A lap around Albert Park
One of the most popular circuits in Formula One, Albert Park has been hosting the Australian Grand Prix since 1996 when it moved from Adelaide.
|Albert Park circuit|
Well liked by the drivers, teams and fans alike, Albert Park is one of four tracks on the current calendar - along with Monaco, Valencia and Singapore - which is raced through the streets of the host city.
With 16 turns, including 10 right-handers, the circuit is 5.303km in length, the 58 laps making up a race distance of 307.574km, and the lap record of 1:24.125 was set by seven-time world champion Michael Schumacher in 2004.
Only a couple of kilometers from Melbourne's central business district, the track is laid out in a region that also includes the man-made Albert Park Lake as its centerpiece, a football stadium, a golf course and a water sports complex.

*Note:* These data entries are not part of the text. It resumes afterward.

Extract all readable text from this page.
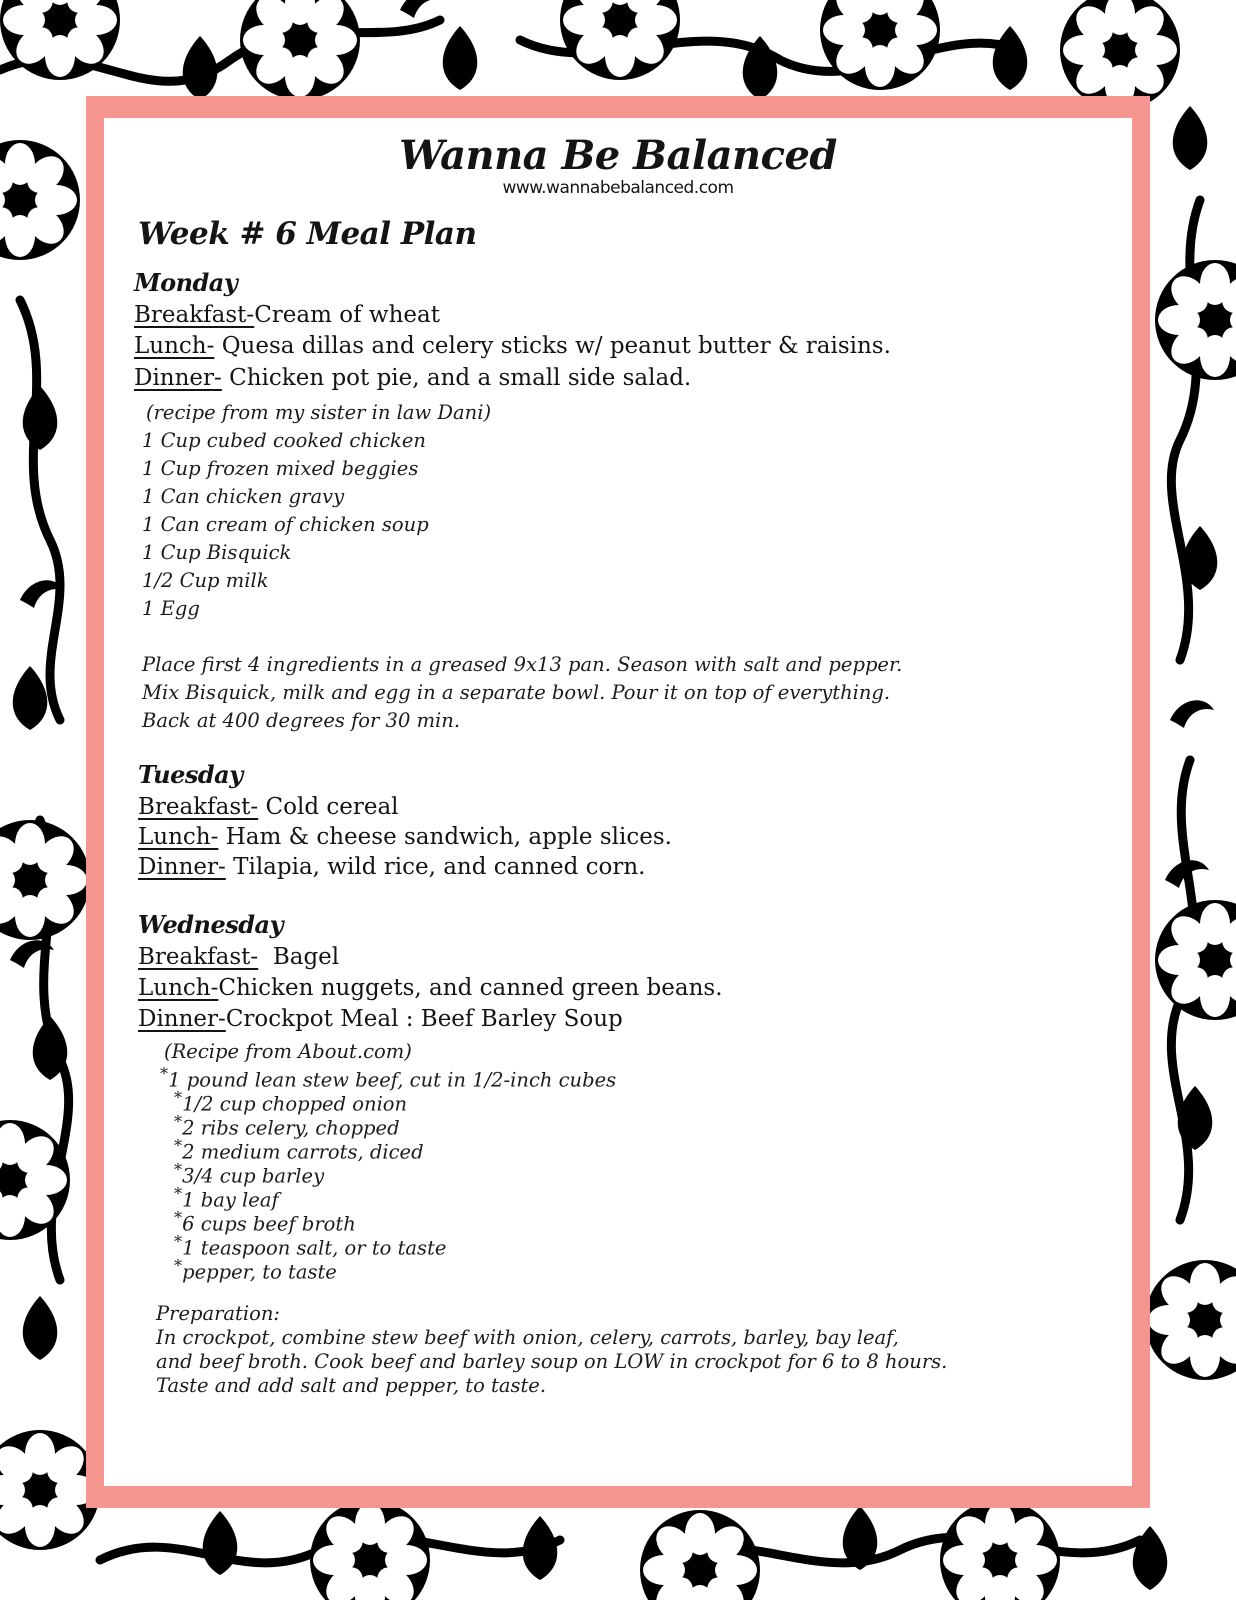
Wanna Be Balanced
www.wannabebalanced.com
Week # 6 Meal Plan
Monday
Breakfast-Cream of wheat
Lunch- Quesa dillas and celery sticks w/ peanut butter & raisins.
Dinner- Chicken pot pie, and a small side salad.
(recipe from my sister in law Dani)
1 Cup cubed cooked chicken
1 Cup frozen mixed beggies
1 Can chicken gravy
1 Can cream of chicken soup
1 Cup Bisquick
1/2 Cup milk
1 Egg
Place first 4 ingredients in a greased 9x13 pan. Season with salt and pepper.
Mix Bisquick, milk and egg in a separate bowl. Pour it on top of everything.
Back at 400 degrees for 30 min.
Tuesday
Breakfast- Cold cereal
Lunch- Ham & cheese sandwich, apple slices.
Dinner- Tilapia, wild rice, and canned corn.
Wednesday
Breakfast- Bagel
Lunch-Chicken nuggets, and canned green beans.
Dinner-Crockpot Meal : Beef Barley Soup
(Recipe from About.com)
*1 pound lean stew beef, cut in 1/2-inch cubes
*1/2 cup chopped onion
*2 ribs celery, chopped
*2 medium carrots, diced
*3/4 cup barley
*1 bay leaf
*6 cups beef broth
*1 teaspoon salt, or to taste
*pepper, to taste
Preparation:
In crockpot, combine stew beef with onion, celery, carrots, barley, bay leaf,
and beef broth. Cook beef and barley soup on LOW in crockpot for 6 to 8 hours.
Taste and add salt and pepper, to taste.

With Victoria winning the contract to host the race in 1993, the roads that were to be used were rebuilt in the lead-up to make sure that the surface was as smooth and consistent as possible.

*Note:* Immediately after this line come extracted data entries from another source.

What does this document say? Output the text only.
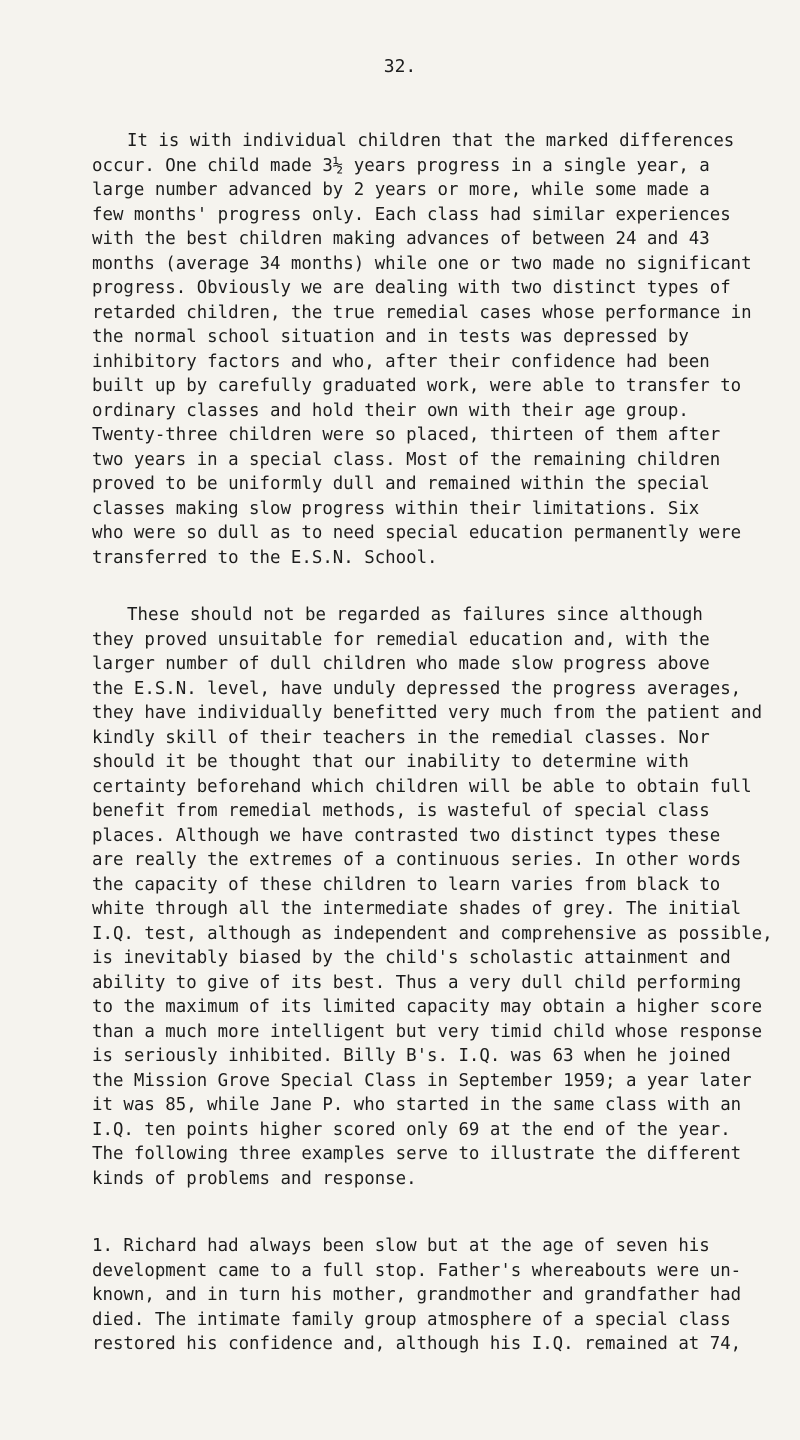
32.
It is with individual children that the marked differences
occur. One child made 3½ years progress in a single year, a
large number advanced by 2 years or more, while some made a
few months' progress only. Each class had similar experiences
with the best children making advances of between 24 and 43
months (average 34 months) while one or two made no significant
progress. Obviously we are dealing with two distinct types of
retarded children, the true remedial cases whose performance in
the normal school situation and in tests was depressed by
inhibitory factors and who, after their confidence had been
built up by carefully graduated work, were able to transfer to
ordinary classes and hold their own with their age group.
Twenty-three children were so placed, thirteen of them after
two years in a special class. Most of the remaining children
proved to be uniformly dull and remained within the special
classes making slow progress within their limitations. Six
who were so dull as to need special education permanently were
transferred to the E.S.N. School.
These should not be regarded as failures since although
they proved unsuitable for remedial education and, with the
larger number of dull children who made slow progress above
the E.S.N. level, have unduly depressed the progress averages,
they have individually benefitted very much from the patient and
kindly skill of their teachers in the remedial classes. Nor
should it be thought that our inability to determine with
certainty beforehand which children will be able to obtain full
benefit from remedial methods, is wasteful of special class
places. Although we have contrasted two distinct types these
are really the extremes of a continuous series. In other words
the capacity of these children to learn varies from black to
white through all the intermediate shades of grey. The initial
I.Q. test, although as independent and comprehensive as possible,
is inevitably biased by the child's scholastic attainment and
ability to give of its best. Thus a very dull child performing
to the maximum of its limited capacity may obtain a higher score
than a much more intelligent but very timid child whose response
is seriously inhibited. Billy B's. I.Q. was 63 when he joined
the Mission Grove Special Class in September 1959; a year later
it was 85, while Jane P. who started in the same class with an
I.Q. ten points higher scored only 69 at the end of the year.
The following three examples serve to illustrate the different
kinds of problems and response.
1. Richard had always been slow but at the age of seven his
development came to a full stop. Father's whereabouts were un-
known, and in turn his mother, grandmother and grandfather had
died. The intimate family group atmosphere of a special class
restored his confidence and, although his I.Q. remained at 74,
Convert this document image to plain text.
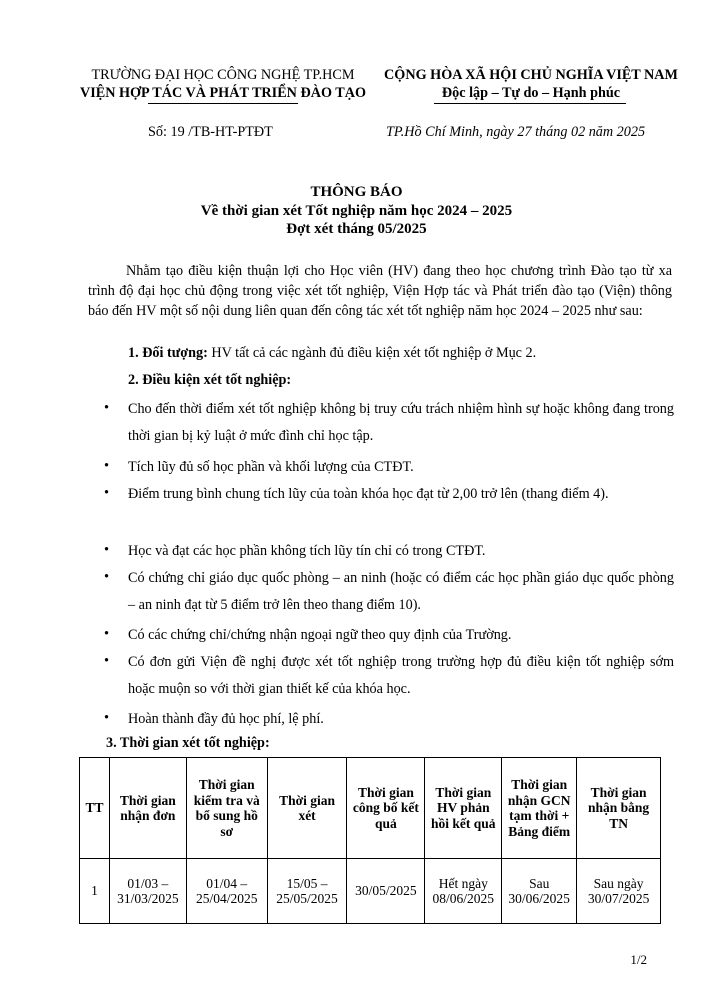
TRƯỜNG ĐẠI HỌC CÔNG NGHỆ TP.HCM
VIỆN HỢP TÁC VÀ PHÁT TRIỂN ĐÀO TẠO
CỘNG HÒA XÃ HỘI CHỦ NGHĨA VIỆT NAM
Độc lập – Tự do – Hạnh phúc
Số: 19 /TB-HT-PTĐT	TP.Hồ Chí Minh, ngày 27 tháng 02 năm 2025
THÔNG BÁO
Về thời gian xét Tốt nghiệp năm học 2024 – 2025
Đợt xét tháng 05/2025
Nhằm tạo điều kiện thuận lợi cho Học viên (HV) đang theo học chương trình Đào tạo từ xa trình độ đại học chủ động trong việc xét tốt nghiệp, Viện Hợp tác và Phát triển đào tạo (Viện) thông báo đến HV một số nội dung liên quan đến công tác xét tốt nghiệp năm học 2024 – 2025 như sau:
1. Đối tượng: HV tất cả các ngành đủ điều kiện xét tốt nghiệp ở Mục 2.
2. Điều kiện xét tốt nghiệp:
• Cho đến thời điểm xét tốt nghiệp không bị truy cứu trách nhiệm hình sự hoặc không đang trong thời gian bị kỷ luật ở mức đình chỉ học tập.
• Tích lũy đủ số học phần và khối lượng của CTĐT.
• Điểm trung bình chung tích lũy của toàn khóa học đạt từ 2,00 trở lên (thang điểm 4).
• Học và đạt các học phần không tích lũy tín chỉ có trong CTĐT.
• Có chứng chỉ giáo dục quốc phòng – an ninh (hoặc có điểm các học phần giáo dục quốc phòng – an ninh đạt từ 5 điểm trở lên theo thang điểm 10).
• Có các chứng chỉ/chứng nhận ngoại ngữ theo quy định của Trường.
• Có đơn gửi Viện đề nghị được xét tốt nghiệp trong trường hợp đủ điều kiện tốt nghiệp sớm hoặc muộn so với thời gian thiết kế của khóa học.
• Hoàn thành đầy đủ học phí, lệ phí.
3. Thời gian xét tốt nghiệp:
TT	Thời gian nhận đơn	Thời gian kiểm tra và bổ sung hồ sơ	Thời gian xét	Thời gian công bố kết quả	Thời gian HV phản hồi kết quả	Thời gian nhận GCN tạm thời + Bảng điểm	Thời gian nhận bằng TN
1	01/03 – 31/03/2025	01/04 – 25/04/2025	15/05 – 25/05/2025	30/05/2025	Hết ngày 08/06/2025	Sau 30/06/2025	Sau ngày 30/07/2025
1/2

With only a short distance from the start/finish line to the opening turn, drivers try to get away quickly and up to 300km/h before dropping back to about 145km/h to negotiate the right-hander, and the jockeying for position can have spectacular consequences.

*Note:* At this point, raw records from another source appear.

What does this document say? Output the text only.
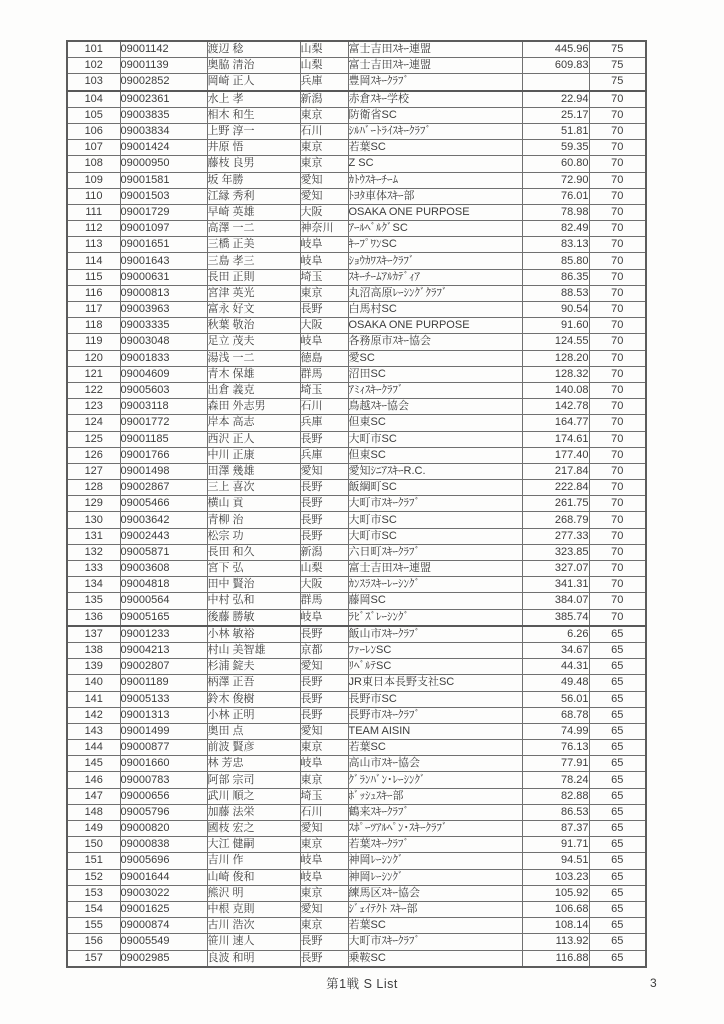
101	09001142	渡辺 稔	山梨	富士吉田ｽｷｰ連盟	445.96	75
102	09001139	奥脇 清治	山梨	富士吉田ｽｷｰ連盟	609.83	75
103	09002852	岡崎 正人	兵庫	豊岡ｽｷｰｸﾗﾌﾞ		75
104	09002361	水上 孝	新潟	赤倉ｽｷｰ学校	22.94	70
105	09003835	相木 和生	東京	防衛省SC	25.17	70
106	09003834	上野 淳一	石川	ｼﾙﾊﾞｰﾄﾗｲｽｷｰｸﾗﾌﾞ	51.81	70
107	09001424	井原 悟	東京	若葉SC	59.35	70
108	09000950	藤枝 良男	東京	Z SC	60.80	70
109	09001581	坂 年勝	愛知	ｶﾄｳｽｷｰﾁｰﾑ	72.90	70
110	09001503	江縁 秀利	愛知	ﾄﾖﾀ車体ｽｷｰ部	76.01	70
111	09001729	早崎 英雄	大阪	OSAKA ONE PURPOSE	78.98	70
112	09001097	高澤 一二	神奈川	ｱｰﾙﾍﾞﾙｸﾞSC	82.49	70
113	09001651	三橋 正美	岐阜	ｷｰﾌﾟﾜﾝSC	83.13	70
114	09001643	三島 孝三	岐阜	ｼｮｳｶﾜｽｷｰｸﾗﾌﾞ	85.80	70
115	09000631	長田 正則	埼玉	ｽｷｰﾁｰﾑｱﾙｶﾃﾞｨｱ	86.35	70
116	09000813	宮津 英光	東京	丸沼高原ﾚｰｼﾝｸﾞｸﾗﾌﾞ	88.53	70
117	09003963	富永 好文	長野	白馬村SC	90.54	70
118	09003335	秋葉 敬治	大阪	OSAKA ONE PURPOSE	91.60	70
119	09003048	足立 茂夫	岐阜	各務原市ｽｷｰ協会	124.55	70
120	09001833	湯浅 一二	徳島	愛SC	128.20	70
121	09004609	青木 保雄	群馬	沼田SC	128.32	70
122	09005603	出倉 義克	埼玉	ｱﾐｨｽｷｰｸﾗﾌﾞ	140.08	70
123	09003118	森田 外志男	石川	鳥越ｽｷｰ協会	142.78	70
124	09001772	岸本 高志	兵庫	但東SC	164.77	70
125	09001185	西沢 正人	長野	大町市SC	174.61	70
126	09001766	中川 正康	兵庫	但東SC	177.40	70
127	09001498	田澤 幾雄	愛知	愛知ｼﾆｱｽｷｰR.C.	217.84	70
128	09002867	三上 喜次	長野	飯綱町SC	222.84	70
129	09005466	横山 貢	長野	大町市ｽｷｰｸﾗﾌﾞ	261.75	70
130	09003642	青柳 治	長野	大町市SC	268.79	70
131	09002443	松宗 功	長野	大町市SC	277.33	70
132	09005871	長田 和久	新潟	六日町ｽｷｰｸﾗﾌﾞ	323.85	70
133	09003608	宮下 弘	山梨	富士吉田ｽｷｰ連盟	327.07	70
134	09004818	田中 賢治	大阪	ｶﾝｽﾗｽｷｰﾚｰｼﾝｸﾞ	341.31	70
135	09000564	中村 弘和	群馬	藤岡SC	384.07	70
136	09005165	後藤 勝敏	岐阜	ﾗﾋﾞｽﾞﾚｰｼﾝｸﾞ	385.74	70
137	09001233	小林 敏裕	長野	飯山市ｽｷｰｸﾗﾌﾞ	6.26	65
138	09004213	村山 美智雄	京都	ﾌｧｰﾚﾝSC	34.67	65
139	09002807	杉浦 錠夫	愛知	ﾘﾍﾞﾙﾃSC	44.31	65
140	09001189	柄澤 正吾	長野	JR東日本長野支社SC	49.48	65
141	09005133	鈴木 俊樹	長野	長野市SC	56.01	65
142	09001313	小林 正明	長野	長野市ｽｷｰｸﾗﾌﾞ	68.78	65
143	09001499	奥田 点	愛知	TEAM AISIN	74.99	65
144	09000877	前波 賢彦	東京	若葉SC	76.13	65
145	09001660	林 芳忠	岐阜	高山市ｽｷｰ協会	77.91	65
146	09000783	阿部 宗司	東京	ｸﾞﾗﾝﾊﾞﾝ･ﾚｰｼﾝｸﾞ	78.24	65
147	09000656	武川 順之	埼玉	ﾎﾞｯｼｭｽｷｰ部	82.88	65
148	09005796	加藤 法栄	石川	鶴来ｽｷｰｸﾗﾌﾞ	86.53	65
149	09000820	國枝 宏之	愛知	ｽﾎﾟｰﾂｱﾙﾍﾟﾝ･ｽｷｰｸﾗﾌﾞ	87.37	65
150	09000838	大江 健嗣	東京	若葉ｽｷｰｸﾗﾌﾞ	91.71	65
151	09005696	吉川 作	岐阜	神岡ﾚｰｼﾝｸﾞ	94.51	65
152	09001644	山崎 俊和	岐阜	神岡ﾚｰｼﾝｸﾞ	103.23	65
153	09003022	熊沢 明	東京	練馬区ｽｷｰ協会	105.92	65
154	09001625	中根 克則	愛知	ｼﾞｪｲﾃｸﾄ ｽｷｰ部	106.68	65
155	09000874	古川 浩次	東京	若葉SC	108.14	65
156	09005549	笹川 速人	長野	大町市ｽｷｰｸﾗﾌﾞ	113.92	65
157	09002985	良波 和明	長野	乗鞍SC	116.88	65
第1戦 S List	3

In 2002, pole-sitter Rubens Barrichello cut across in front of a charging Ralf Schumacher, who had nowhere to go and crashed into the rear of the Brazilian's car, while last year Nelson Piquet Jr and Giancarlo Fisichella collided with the Italian's race over at the first bend.
Drivers accelerate to about 200km/h through the left-hand turn two where four cars came to grief on the first lap last year including that of Australian Mark Webber. Coming out of there they speed up even further before dropping back to under 100km/h approaching the right-hand turn three. It was here in 2001 that Jacques Villeneuve shunted Ralf Schumacher from behind and also became airborne.
A short stretch sees the drivers hit about 145km/h leading up to the left-hander that is turn four, with speeds building further beyond 300km/h on the way through the right-hand turn five building to turn six.
The right-hander at turn six starts the second sector and is followed by the gentle left-hander that is turn seven and the right-hand turn eight as speeds again build to about 280km/h.
After slowing to just over 100km/h through the sharp right-hand turn nine and left-hand turn 10, drivers again reach about 250km/h as sector two ends coming along to turns 11 and 12, with speeds only reduced marginally through these.
The right-hander at turn 13 brings drivers back to under 140km/h before its strong acceleration down a short straight then back down to 200km/h at the right-hand turn 14 before increasing to 240km/h approaching turn 15.
This sharp left-hander is one of only two on the track - along with turn three - that forces drivers back under 100km/h into second gear, but they crank it back up to 180km/h through the right-hander that is turn 16 and beyond 300km/h down the main straight.